When I was a strategist at a small fund in 2013 with top of the world returns (one of two funds 110% gain, #3 i believe), a lot the performance came from just two stocks. They were immense winners, and the head trader had the experience and fortitude to hold them the whole way - on leverage.
Modern portfolio theory might dismiss this as too risky and not diversified enough, but actually the latest research shows - the way to beat the market is heavy concentration in what is going up. It sounds obvious, and to some extent it is, but if it was easy everyone would be doing it already right?
Here's the piece on Bloomberg. "The implication, like it or not, is that a concentration of outsize gains in a minority of index members is tantamount to a death sentence for anyone who gets paid for beating a benchmark."
Or to put it another way - most gains in the index are the results of just a few stocks, so anyone owning more than those few stocks in more equal weightings lags the benchmark.
The solution is to relentlessly focus and concentrate upon what is performing the best, regardless of any other factor. Other "factor" here means P/E, value, market cap, revenues, margins, growth, story, blah blah blah etc etc etc. The only thing that matters is what is going UP. Only the study of price action gives any strategy in this regard.
Key point, by up I don't just momentum, or up by percentage terms for the past 12 months, as the academics like to define it. That only tells you went up last year. Give me a break.

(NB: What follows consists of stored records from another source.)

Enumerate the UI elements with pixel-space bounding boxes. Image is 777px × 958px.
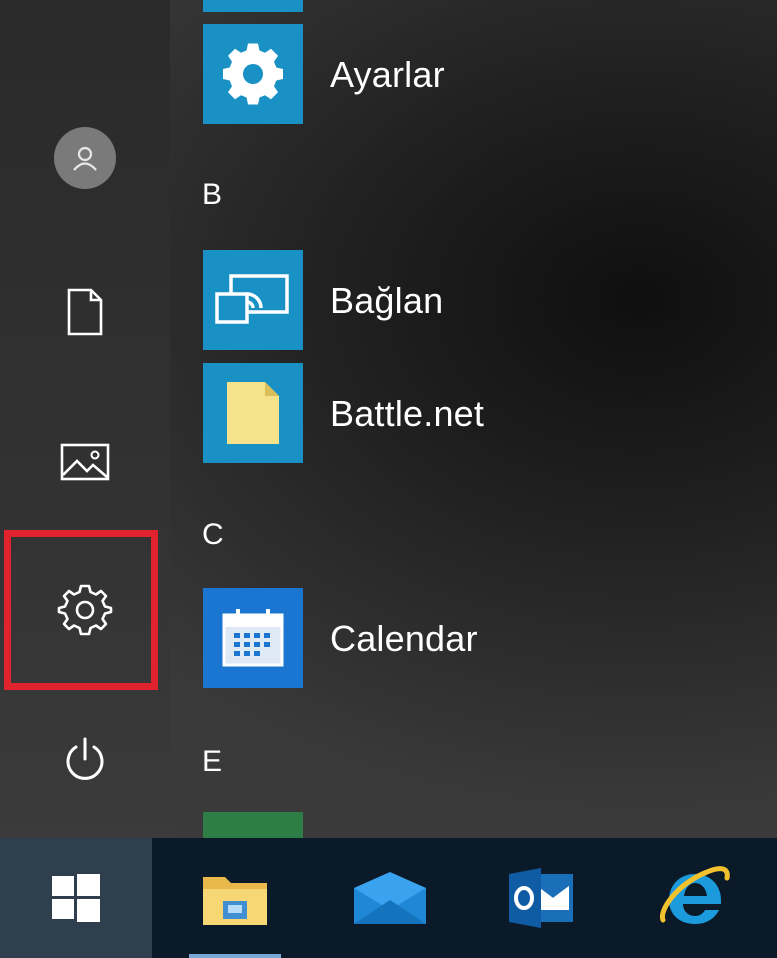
battlenet-file-icon xyxy=(227,382,279,444)
app-label-ayarlar[interactable]: Ayarlar xyxy=(330,54,445,96)
user-account-button[interactable] xyxy=(0,126,170,190)
user-avatar-icon xyxy=(54,127,116,189)
app-label-battlenet[interactable]: Battle.net xyxy=(330,393,484,435)
app-label-baglan[interactable]: Bağlan xyxy=(330,280,443,322)
app-tile-ayarlar[interactable] xyxy=(203,24,303,124)
calendar-icon xyxy=(222,609,284,667)
group-letter-e[interactable]: E xyxy=(202,745,222,779)
app-tile-calendar[interactable] xyxy=(203,588,303,688)
app-tile-baglan[interactable] xyxy=(203,250,303,350)
settings-gear-icon xyxy=(223,43,283,105)
taskbar-internet-explorer[interactable] xyxy=(635,838,755,958)
start-button[interactable] xyxy=(0,838,152,958)
app-list: Ayarlar B Bağlan Battle.net C Calendar E xyxy=(170,0,777,838)
taskbar xyxy=(0,838,777,958)
internet-explorer-icon xyxy=(659,866,730,924)
outlook-icon xyxy=(509,868,573,928)
taskbar-outlook[interactable] xyxy=(482,838,602,958)
group-letter-b[interactable]: B xyxy=(202,178,222,212)
file-explorer-running-indicator xyxy=(189,954,281,958)
file-explorer-icon xyxy=(203,877,267,925)
power-button[interactable] xyxy=(0,728,170,792)
app-label-calendar[interactable]: Calendar xyxy=(330,618,478,660)
app-tile-partial-bottom[interactable] xyxy=(203,812,303,838)
documents-button[interactable] xyxy=(0,280,170,344)
start-windows-icon xyxy=(52,874,100,922)
start-left-rail xyxy=(0,0,170,838)
pictures-button[interactable] xyxy=(0,430,170,494)
power-icon xyxy=(66,737,104,780)
documents-icon xyxy=(67,288,103,336)
app-tile-battlenet[interactable] xyxy=(203,363,303,463)
taskbar-file-explorer[interactable] xyxy=(175,838,295,958)
taskbar-mail[interactable] xyxy=(330,838,450,958)
connect-cast-icon xyxy=(215,274,289,324)
settings-highlight-box xyxy=(4,530,158,690)
mail-icon xyxy=(354,872,426,924)
app-tile-partial-top[interactable] xyxy=(203,0,303,12)
group-letter-c[interactable]: C xyxy=(202,518,224,552)
pictures-icon xyxy=(60,443,110,481)
start-menu: Ayarlar B Bağlan Battle.net C Calendar E xyxy=(0,0,777,838)
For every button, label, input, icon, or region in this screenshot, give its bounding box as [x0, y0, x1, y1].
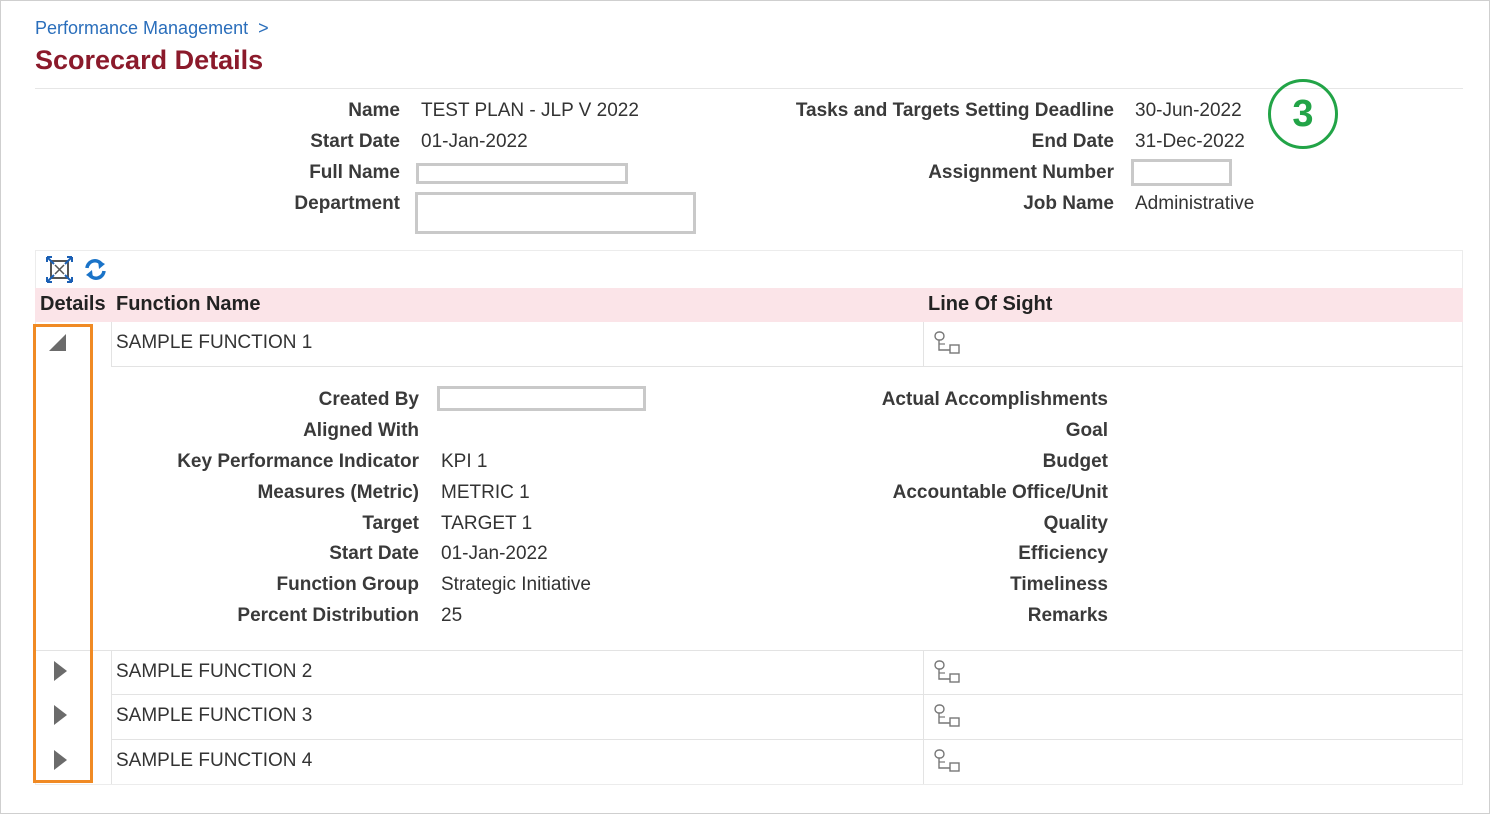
function-name-cell: SAMPLE FUNCTION 3 [116, 705, 313, 726]
deadline-value: 30-Jun-2022 [1135, 100, 1242, 121]
column-divider [111, 322, 112, 366]
deadline-label: Tasks and Targets Setting Deadline [795, 100, 1114, 121]
column-divider [923, 650, 924, 784]
start-date-value: 01-Jan-2022 [421, 131, 528, 152]
row-divider [35, 650, 1463, 651]
line-of-sight-icon[interactable] [933, 659, 961, 690]
breadcrumb-separator: > [258, 18, 269, 38]
assignment-number-redacted-value [1131, 159, 1232, 186]
column-header-function-name: Function Name [116, 293, 261, 315]
column-header-line-of-sight: Line Of Sight [928, 293, 1053, 315]
job-name-label: Job Name [1023, 193, 1114, 214]
department-label: Department [294, 193, 400, 214]
row-divider [111, 694, 1463, 695]
page-title: Scorecard Details [35, 45, 264, 75]
details-column-highlight [33, 324, 93, 783]
full-name-redacted-value [416, 163, 628, 184]
line-of-sight-icon[interactable] [933, 748, 961, 779]
function-name-cell: SAMPLE FUNCTION 1 [116, 332, 313, 353]
row-divider [111, 739, 1463, 740]
department-redacted-value [415, 192, 696, 234]
actual-accomplishments-label: Actual Accomplishments [881, 389, 1108, 410]
target-value: TARGET 1 [441, 513, 533, 534]
line-of-sight-icon[interactable] [933, 330, 961, 361]
full-name-label: Full Name [309, 162, 400, 183]
row-divider [111, 366, 1463, 367]
remarks-label: Remarks [1027, 605, 1108, 626]
refresh-icon[interactable] [83, 257, 108, 287]
function-name-cell: SAMPLE FUNCTION 4 [116, 750, 313, 771]
expand-all-icon[interactable] [46, 256, 73, 288]
column-header-details: Details [40, 293, 106, 315]
quality-label: Quality [1043, 513, 1108, 534]
breadcrumb-link-performance-management[interactable]: Performance Management [35, 18, 248, 38]
created-by-redacted-value [437, 386, 646, 411]
end-date-value: 31-Dec-2022 [1135, 131, 1245, 152]
function-group-value: Strategic Initiative [441, 574, 591, 595]
assignment-number-label: Assignment Number [928, 162, 1114, 183]
measures-value: METRIC 1 [441, 482, 530, 503]
end-date-label: End Date [1031, 131, 1114, 152]
name-label: Name [348, 100, 400, 121]
timeliness-label: Timeliness [1010, 574, 1108, 595]
column-divider [923, 322, 924, 366]
kpi-value: KPI 1 [441, 451, 488, 472]
column-divider [111, 650, 112, 784]
detail-start-date-value: 01-Jan-2022 [441, 543, 548, 564]
line-of-sight-icon[interactable] [933, 703, 961, 734]
breadcrumb: Performance Management > [35, 18, 269, 39]
function-name-cell: SAMPLE FUNCTION 2 [116, 661, 313, 682]
name-value: TEST PLAN - JLP V 2022 [421, 100, 639, 121]
job-name-value: Administrative [1135, 193, 1255, 214]
efficiency-label: Efficiency [1018, 543, 1108, 564]
start-date-label: Start Date [310, 131, 400, 152]
budget-label: Budget [1042, 451, 1108, 472]
percent-distribution-value: 25 [441, 605, 463, 626]
step-number-badge: 3 [1268, 79, 1338, 149]
title-divider [35, 88, 1463, 89]
accountable-office-label: Accountable Office/Unit [892, 482, 1108, 503]
goal-label: Goal [1065, 420, 1108, 441]
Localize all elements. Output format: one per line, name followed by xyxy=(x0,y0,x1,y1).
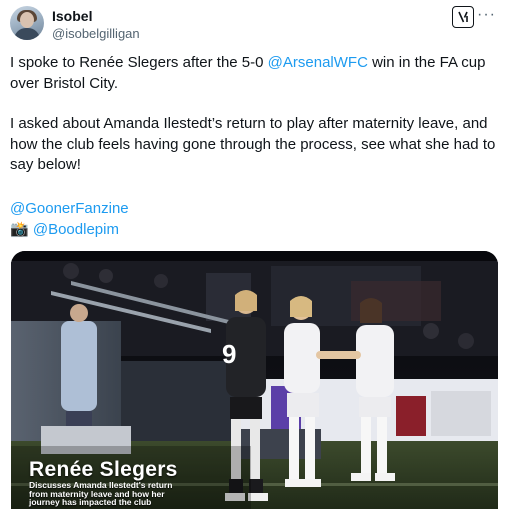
mention-boodlepim[interactable]: @Boodlepim xyxy=(33,221,119,238)
grok-icon[interactable] xyxy=(452,6,474,28)
tweet-header: Isobel @isobelgilligan ··· xyxy=(10,6,500,44)
overlay-title: Renée Slegers xyxy=(29,458,178,481)
overlay-subtitle: Discusses Amanda Ilestedt's return from … xyxy=(29,481,229,507)
tweet-body: I spoke to Renée Slegers after the 5-0 @… xyxy=(10,53,502,176)
avatar[interactable] xyxy=(10,6,44,40)
tweet-credits: @GoonerFanzine 📸 @Boodlepim xyxy=(10,198,129,240)
more-options-icon[interactable]: ··· xyxy=(477,6,496,24)
tweet-paragraph-1: I spoke to Renée Slegers after the 5-0 @… xyxy=(10,53,502,94)
tweet-text-part: I spoke to Renée Slegers after the 5-0 xyxy=(10,54,268,71)
tweet-media-image[interactable]: 9 Renée Slegers Discusses Amanda Ilested… xyxy=(11,251,498,509)
shirt-number: 9 xyxy=(222,339,236,369)
overlay-subtitle-line: journey has impacted the club xyxy=(29,497,152,507)
author-name[interactable]: Isobel xyxy=(52,8,92,24)
tweet-paragraph-2: I asked about Amanda Ilestedt’s return t… xyxy=(10,115,496,173)
author-handle[interactable]: @isobelgilligan xyxy=(52,26,140,41)
mention-arsenalwfc[interactable]: @ArsenalWFC xyxy=(268,54,368,71)
camera-icon: 📸 xyxy=(10,221,29,238)
mention-goonerfanzine[interactable]: @GoonerFanzine xyxy=(10,200,129,217)
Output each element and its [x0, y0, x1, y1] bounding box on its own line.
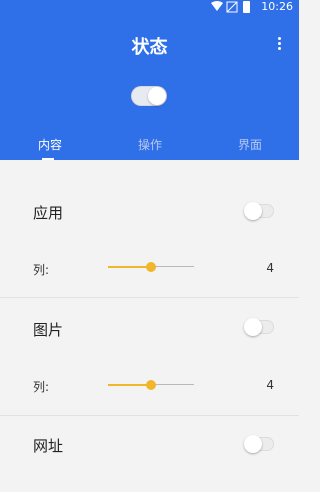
slider-thumb[interactable]: [146, 380, 156, 390]
wifi-icon: [211, 1, 223, 11]
columns-label: 列:: [33, 380, 50, 394]
status-time: 10:26: [261, 0, 293, 13]
app-header: 10:26 状态 内容 操作 界面: [0, 0, 299, 160]
signal-icon: [226, 1, 238, 13]
page-title: 状态: [131, 37, 168, 58]
toggle-knob: [148, 87, 166, 105]
tab-bar: 内容 操作 界面: [0, 133, 299, 160]
columns-label: 列:: [33, 263, 50, 277]
more-vert-icon[interactable]: [270, 32, 290, 56]
columns-value: 4: [266, 261, 274, 275]
section-label: 应用: [33, 204, 64, 222]
toggle-knob: [244, 202, 262, 220]
status-icons: [211, 1, 250, 13]
toggle-knob: [244, 318, 262, 336]
apps-toggle[interactable]: [244, 202, 274, 220]
slider-thumb[interactable]: [146, 262, 156, 272]
tab-content[interactable]: 内容: [0, 133, 100, 157]
images-columns-slider[interactable]: [108, 378, 194, 392]
section-urls: 网址: [0, 416, 299, 492]
section-label: 图片: [33, 321, 64, 339]
battery-icon: [243, 1, 250, 13]
apps-columns-slider[interactable]: [108, 260, 194, 274]
columns-value: 4: [266, 378, 274, 392]
images-toggle[interactable]: [244, 318, 274, 336]
tab-interface[interactable]: 界面: [200, 133, 300, 157]
section-apps: 应用 列: 4: [0, 160, 299, 297]
toggle-knob: [244, 435, 262, 453]
section-images: 图片 列: 4: [0, 298, 299, 415]
status-bar: 10:26: [0, 0, 299, 14]
urls-toggle[interactable]: [244, 435, 274, 453]
master-toggle[interactable]: [131, 86, 167, 106]
tab-actions[interactable]: 操作: [100, 133, 200, 157]
slider-fill: [108, 383, 151, 386]
section-label: 网址: [33, 437, 64, 455]
slider-fill: [108, 265, 151, 268]
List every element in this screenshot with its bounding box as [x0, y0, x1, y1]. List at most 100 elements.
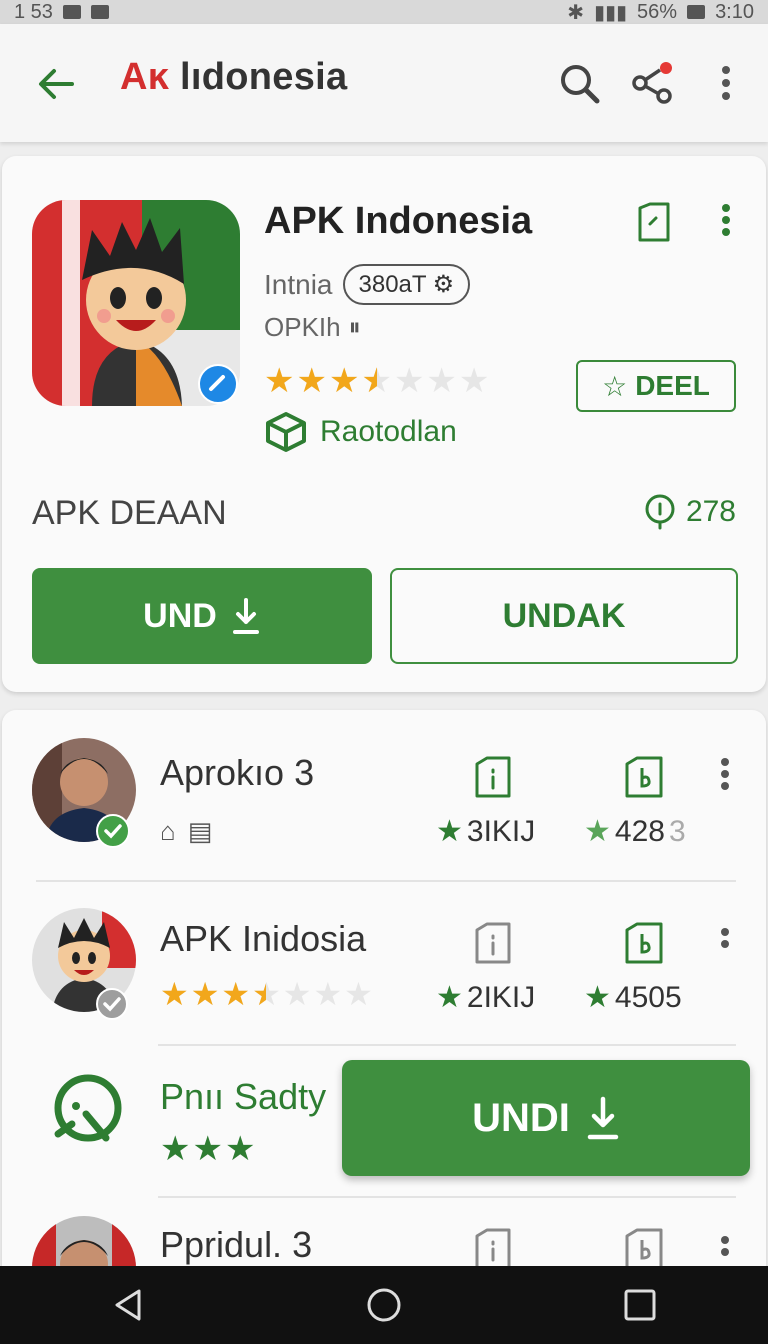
- chat-bubble-icon: [54, 1074, 122, 1142]
- secondary-button-label: UNDAK: [502, 596, 626, 635]
- deel-button[interactable]: ☆ DEEL: [576, 360, 736, 412]
- star-filled-icon: ★ ★: [190, 976, 220, 1012]
- related-apps-list: Aprokıo 3 ⌂ ▤ ★ 3IKIJ ★ 428 3 APK Inidos…: [2, 710, 766, 1320]
- star-filled-icon: ★ ★: [296, 362, 327, 400]
- list-item-stat-downloads: ★ 2IKIJ: [436, 980, 535, 1015]
- star-outline-icon: ☆: [602, 370, 628, 402]
- star-empty-icon: ★: [344, 976, 373, 1012]
- list-item-title: Pnıı Sadty: [160, 1076, 327, 1117]
- download-icon: [587, 1096, 619, 1140]
- bookmark-tag-icon[interactable]: [624, 756, 664, 798]
- star-filled-icon: ★: [436, 815, 463, 848]
- item-more-icon[interactable]: [720, 756, 730, 796]
- star-empty-icon: ★: [313, 976, 343, 1012]
- star-filled-icon: ★ ★: [160, 1130, 191, 1168]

If The Pivotal Perspective can work this well across major index ETFs, how would it do across selecting the top 3 on Dow30, top 50 in SPX, top 10 NDX, or similar idea? Actually I never like rigid rules like this - sometimes it could be appropriate to own 10 Dow stocks, and sometimes 0 or 1. But still the point remains - the very best strategy would be to own the best stocks in the best index, on leverage when conditions support - with hedging on index futures when appropriate.
In this regard, I have only presented the bare outlines of what is possible here.